Monday, September 10, 2012

Should The President have Known About Al Queda's Planned Attack on Sept 11?

Did President George W. Bush drop the ball on National Security?  What would a President Gore have done differently?

My song, "Gone Now Forever"  ( XB Cold Fingers / You Tube ) tells the story of a man who was lost on September 11, and his family. My friend Maria loves it, but it brings a tear to her eye. It also brings me anger, and resolve.

I also wrote "City of Heroes" ( XB Cold Fingers ) to attempt come to grips with the attack of September 11. This began as an eyewittness account - I saw the flames from 34th Street and 7th and walked down as far as 18th St. It developed into a tribute to the men, women and children killed or whos lives were disrupted by the terrorist hijackers, including the cops and firefighters, who rushed into the Trade Center and the passengers and crew of Flight 93.

As I learned more about "Al Queda," which means "The Base," I re-wrote the song to challenge the notion of "Holy War." No religious leaders, I think, are worth following if the teach that “We are Saved and They are to be killed.”

Then, as I began to understand the official American response to the terrorist act, to the “Unholy War” that “brought the twin towers down,” I added an additional focus: our official response, the war in Iraq, our use of torture.

But … President Clinton and Vice President Gore knew that bin Laden was a threat. They knew he financed and or masterminded the simultaneous attacks on U. S. embassies in Dar Es Salam, Tanzania and Nairobi, Kenya on August 7, 1998, and the October, 2000 attack on the U. S. S. Cole.

Should The President, then George W. Bush, have had a better understanding of the threat posed by bin Laden and his people? Tony Karon, in “Time” magazine on May 30, 2001, 3 months before the attack on the Pentagon and the second attack on The World Trade Center, wrote
the conviction in New York of four footsoldiers of Osama bin Laden's jihad to drive the United States out of the Middle East.... the man named in the indictment as the architect of the 1998 bombings of U.S. embassies in Kenya and Tanzania wasn't even in court … Bin Laden remains holed up in Afghanistan under the protection of its ruling Taliban militia, and reiterated that it has no intention of handing him over for trial....“
The war on terrorism is primarily about intelligence — being able to monitor your enemy's communications and anticipate his actions in order to confound his plans and keep him on the defensive.”
As we know from the mission that brought bin Laden to justice, in Pakistan, far from Kabul and even farther from Baghdad, the 'war on terrorism' is a war than can be effectively waged with small teams of commandos using “actionable intelligence.”

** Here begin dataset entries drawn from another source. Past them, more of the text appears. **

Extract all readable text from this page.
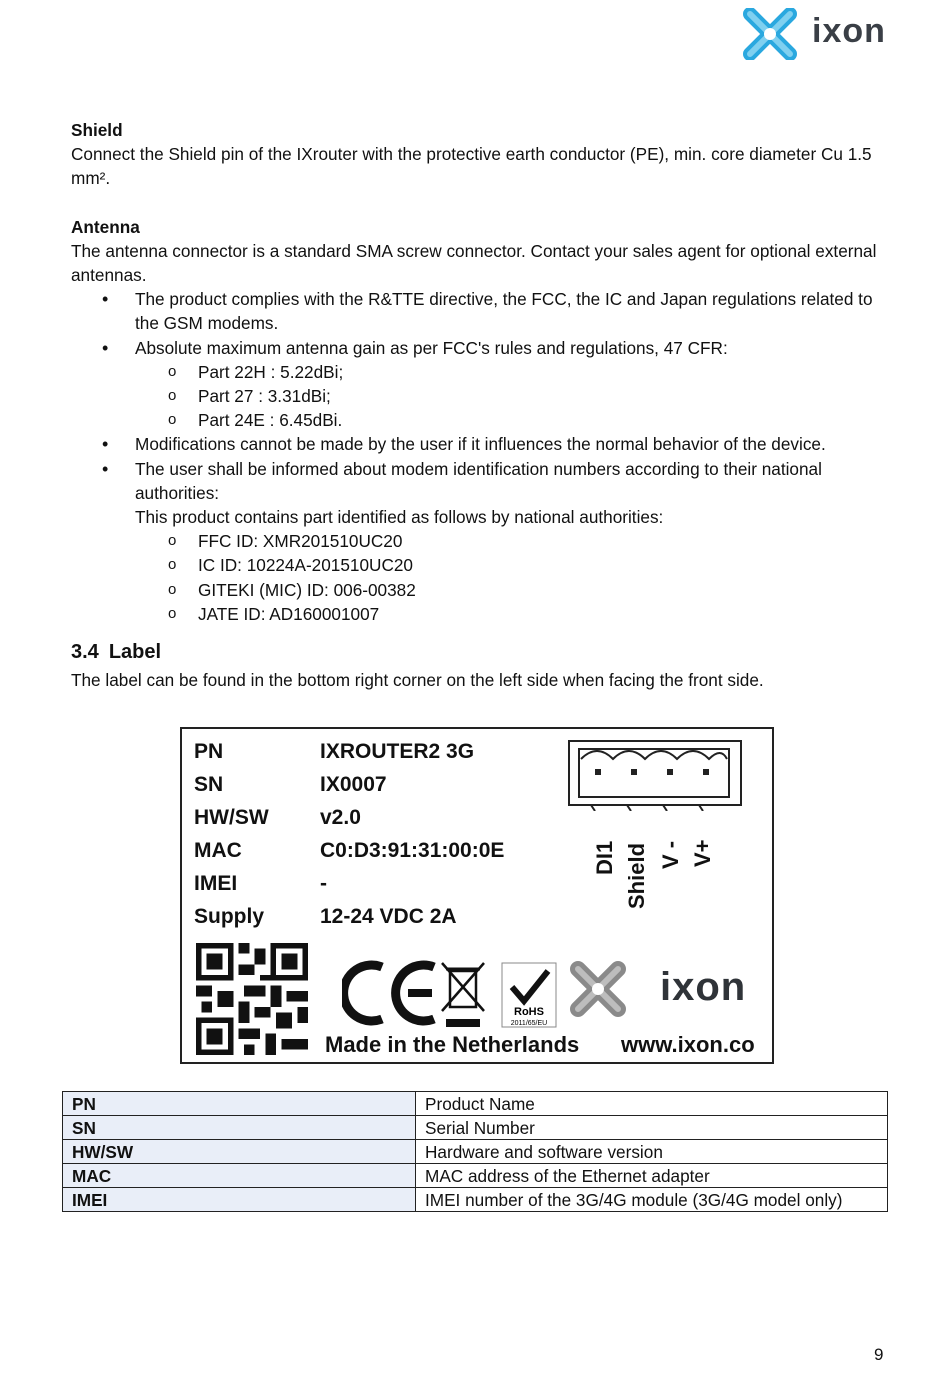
ixon

Shield

Connect the Shield pin of the IXrouter with the protective earth conductor (PE), min. core diameter Cu 1.5 mm².

Antenna

The antenna connector is a standard SMA screw connector. Contact your sales agent for optional external antennas.

• The product complies with the R&TTE directive, the FCC, the IC and Japan regulations related to the GSM modems.
• Absolute maximum antenna gain as per FCC's rules and regulations, 47 CFR:
o Part 22H : 5.22dBi;
o Part 27 : 3.31dBi;
o Part 24E : 6.45dBi.
• Modifications cannot be made by the user if it influences the normal behavior of the device.
• The user shall be informed about modem identification numbers according to their national authorities:
This product contains part identified as follows by national authorities:
o FFC ID: XMR201510UC20
o IC ID: 10224A-201510UC20
o GITEKI (MIC) ID: 006-00382
o JATE ID: AD160001007
3.4 Label

The label can be found in the bottom right corner on the left side when facing the front side.

PN	IXROUTER2 3G
SN	IX0007
HW/SW	v2.0
MAC	C0:D3:91:31:00:0E
IMEI	-
Supply	12-24 VDC 2A
DI1 Shield V - V+
RoHS
2011/65/EU
ixon
Made in the Netherlands www.ixon.co
PN	Product Name
SN	Serial Number
HW/SW	Hardware and software version
MAC	MAC address of the Ethernet adapter
IMEI	IMEI number of the 3G/4G module (3G/4G model only)
9
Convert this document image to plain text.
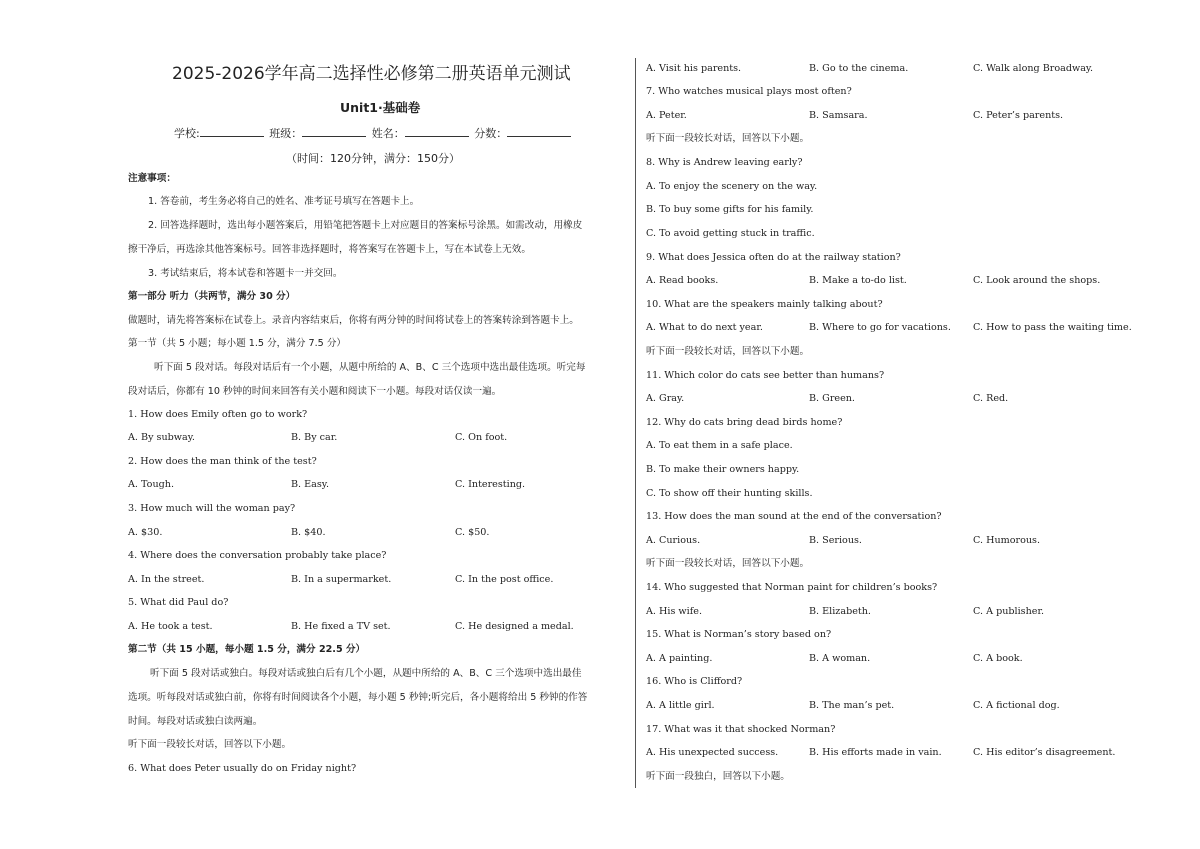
2025-2026学年高二选择性必修第二册英语单元测试
Unit1·基础卷
学校:	班级：	姓名：	分数：
（时间：120分钟，满分：150分）
注意事项：
1. 答卷前，考生务必将自己的姓名、准考证号填写在答题卡上。
2. 回答选择题时，选出每小题答案后，用铅笔把答题卡上对应题目的答案标号涂黑。如需改动，用橡皮
擦干净后，再选涂其他答案标号。回答非选择题时，将答案写在答题卡上，写在本试卷上无效。
3. 考试结束后，将本试卷和答题卡一并交回。
第一部分 听力（共两节，满分 30 分）
做题时，请先将答案标在试卷上。录音内容结束后，你将有两分钟的时间将试卷上的答案转涂到答题卡上。
第一节（共 5 小题；每小题 1.5 分，满分 7.5 分）
听下面 5 段对话。每段对话后有一个小题，从题中所给的 A、B、C 三个选项中选出最佳选项。听完每
段对话后，你都有 10 秒钟的时间来回答有关小题和阅读下一小题。每段对话仅读一遍。
1. How does Emily often go to work?
A. By subway.	B. By car.	C. On foot.
2. How does the man think of the test?
A. Tough.	B. Easy.	C. Interesting.
3. How much will the woman pay?
A. $30.	B. $40.	C. $50.
4. Where does the conversation probably take place?
A. In the street.	B. In a supermarket.	C. In the post office.
5. What did Paul do?
A. He took a test.	B. He fixed a TV set.	C. He designed a medal.
第二节（共 15 小题，每小题 1.5 分，满分 22.5 分）
听下面 5 段对话或独白。每段对话或独白后有几个小题，从题中所给的 A、B、C 三个选项中选出最佳
选项。听每段对话或独白前，你将有时间阅读各个小题，每小题 5 秒钟;听完后，各小题将给出 5 秒钟的作答
时间。每段对话或独白读两遍。
听下面一段较长对话，回答以下小题。
6. What does Peter usually do on Friday night?
A. Visit his parents.	B. Go to the cinema.	C. Walk along Broadway.
7. Who watches musical plays most often?
A. Peter.	B. Samsara.	C. Peter’s parents.
听下面一段较长对话，回答以下小题。
8. Why is Andrew leaving early?
A. To enjoy the scenery on the way.
B. To buy some gifts for his family.
C. To avoid getting stuck in traffic.
9. What does Jessica often do at the railway station?
A. Read books.	B. Make a to-do list.	C. Look around the shops.
10. What are the speakers mainly talking about?
A. What to do next year.	B. Where to go for vacations. C. How to pass the waiting time.
听下面一段较长对话，回答以下小题。
11. Which color do cats see better than humans?
A. Gray.	B. Green.	C. Red.
12. Why do cats bring dead birds home?
A. To eat them in a safe place.
B. To make their owners happy.
C. To show off their hunting skills.
13. How does the man sound at the end of the conversation?
A. Curious.	B. Serious.	C. Humorous.
听下面一段较长对话，回答以下小题。
14. Who suggested that Norman paint for children’s books?
A. His wife.	B. Elizabeth.	C. A publisher.
15. What is Norman’s story based on?
A. A painting.	B. A woman.	C. A book.
16. Who is Clifford?
A. A little girl.	B. The man’s pet.	C. A fictional dog.
17. What was it that shocked Norman?
A. His unexpected success.	B. His efforts made in vain.	C. His editor’s disagreement.
听下面一段独白，回答以下小题。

Should the President have been able to foil the attacks of September 11? This is an unknowable question. However, We sustained:

1990 assassination of Rabbi Meir Kahane in New York City,
1993 bombing of the World Trade Center,
1998 bombings of the Embassies in Kenya and Tanzania,
2000 bombing of the U. S. S. Cole.

And we foiled Al Queda's Millennium plot.

Should the President have been able to foil the attacks of September 11? Here's the timeline of events.  Here's the unclassified version of the August 6, 2001 intelligence memo to President Bush.  What do you think? 

And what would a President Gore have done?  

It's pretty clear that he would not have let bin Laden go and gone into Iraq. But what else? Gore knew that bin Laden was a threat.Clinton, as Commander-In-Chief, set up the CIA unit tasked to investigate bin Laden in 1996. After the Embassies were bombed he ordered an attack on bin Laden's compound in Sudan.